Je pense que oui, ne serait-ce que pour comprendre comment une histoire peut fonctionner (ou pas), quelles peuvent être les immenses richesses de la littérature. Lire d’autres auteurs nous pousse à explorer des univers et des questions auxquels on n’aurait pas pensé autrement, sans compter que c’est une source d’inspiration infinie !
• Pour toi, lire c’est quoi ?
C’est vivre plus de vies que je ne pourrais jamais en vivre autrement.
• Quels sont tes auteurs préférés ? tes lectures préférées ?
C’est très variable selon les périodes. Francis Berthelot reste une constante depuis que j’ai découvert sa plume, j’aime beaucoup également ce qu’écrivent Silène Edgar, Cindy Van Wilder et Nadia Coste, mes amies et auteures. Estelle Faye s’y fait également une bonne place depuis quelques mois.
En plus ancien ou plus lointain, il y a bien sûr Barjavel, Camus, Murakami, Suzanne Collins, Marguerite Yourcenar, Prévert, …
Je suis à vrai dire incapable de faire une liste précise !
• Les livres jeunesse qui t’ont marquée chez les autres ?
Outre les auteurs déjà cités : Coda d’Emma Trevayne, L’Accident d’Agnès Aziza, Le Parloir d’Eric Sanvoisin… Là aussi, difficile de faire une liste, il y en a trop !
Ta bibliothèque,
* quelle est-elle ? Comment sont ces livres, Beaux livres, poches… genres ? Où sont-ils rangés ? Comment sont-ils classés ?
Comment les achètes-tu ?
Elle déborde ! Il y a surtout des romans de l’imaginaire, quelques étages de classiques aussi, une étagère rien que pour les romans des copines, une autre pour le boulot.
Ils sont classés par collections (c’est joli !) et, depuis peu, en lu/pas lu (grossière erreur : j’ai trois étagères de livres à lire et je culpabilise chaque fois que j’en achète un nouveau maintenant).

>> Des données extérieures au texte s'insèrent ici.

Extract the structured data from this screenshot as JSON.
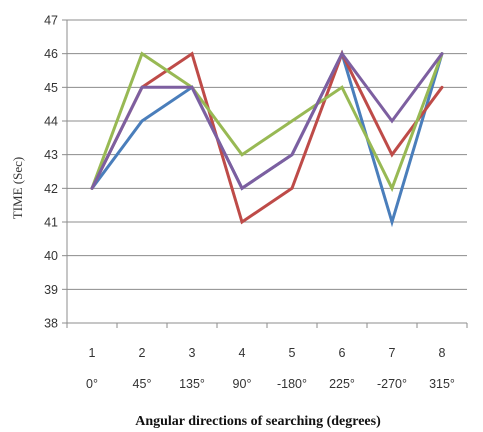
{
  "chart_data": {
    "type": "line",
    "xlabel": "Angular directions of searching (degrees)",
    "ylabel": "TIME (Sec)",
    "categories": [
      "1",
      "2",
      "3",
      "4",
      "5",
      "6",
      "7",
      "8"
    ],
    "category_sublabels": [
      "0°",
      "45°",
      "135°",
      "90°",
      "-180°",
      "225°",
      "-270°",
      "315°"
    ],
    "ylim": [
      38,
      47
    ],
    "yticks": [
      "38",
      "39",
      "40",
      "41",
      "42",
      "43",
      "44",
      "45",
      "46",
      "47"
    ],
    "grid": true,
    "series": [
      {
        "color": "#4a7ebb",
        "values": [
          42,
          44,
          45,
          42,
          43,
          46,
          41,
          46
        ]
      },
      {
        "color": "#be4b48",
        "values": [
          42,
          45,
          46,
          41,
          42,
          46,
          43,
          45
        ]
      },
      {
        "color": "#98b954",
        "values": [
          42,
          46,
          45,
          43,
          44,
          45,
          42,
          46
        ]
      },
      {
        "color": "#7d5fa0",
        "values": [
          42,
          45,
          45,
          42,
          43,
          46,
          44,
          46
        ]
      }
    ]
  }
}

Je les achète surtout sur conseil des copines qui ont les mêmes goûts que moi, et en salon du livre, vu que j’en fais beaucoup et que résister à acheter le livre d’un auteur avec qui on a bien discuté est très difficile !
Il y a aussi plein de bibelots sur ma bibliothèque : j’aime bien la sentir vivante, comme autant de souvenirs de vies que j’ai vécues pendant quelques heures.
• Quel est le livre sur table de chevet ?
La Voie des Oracles d’Estelle Faye (plus pour longtemps, je l’ai presque fini !), un excellent roman d’aventure qui propose la quête initiatique d’une des dernières oracles pendant le déclin de l’Empire Romain, en Gaule. Une vraie réussite que je vous conseille !
• Quels sont les auteurs qui t’ont influencée ? Pourquoi ? Que leur as-tu emprunté ?
Francis Berthelot, pour sa plume à la fois poétique et fluide, ses romans où tout fait sens, jusque dans la structure même des chapitres.
Silène, pour sa façon de parler du cœur en toute simplicité.
Suzanne Collins et son Hunger Games qui m’a tellement émue et m’a fait tellement réfléchir à la fois.
Et tant d’autres !
• Si tu avais un auteur à qui écrire, lequel serait-ce ? Et que lui écrirais-tu ?
Sans doute Suzanne Collins, puisque j’ai eu la chance de parler aux deux autres que je viens de citer. Je lui écrirais tout ce que ses romans m’ont apporté, à quel point ils font écho à la femme et à l’auteure que je suis, avec leurs qualités et leurs défauts.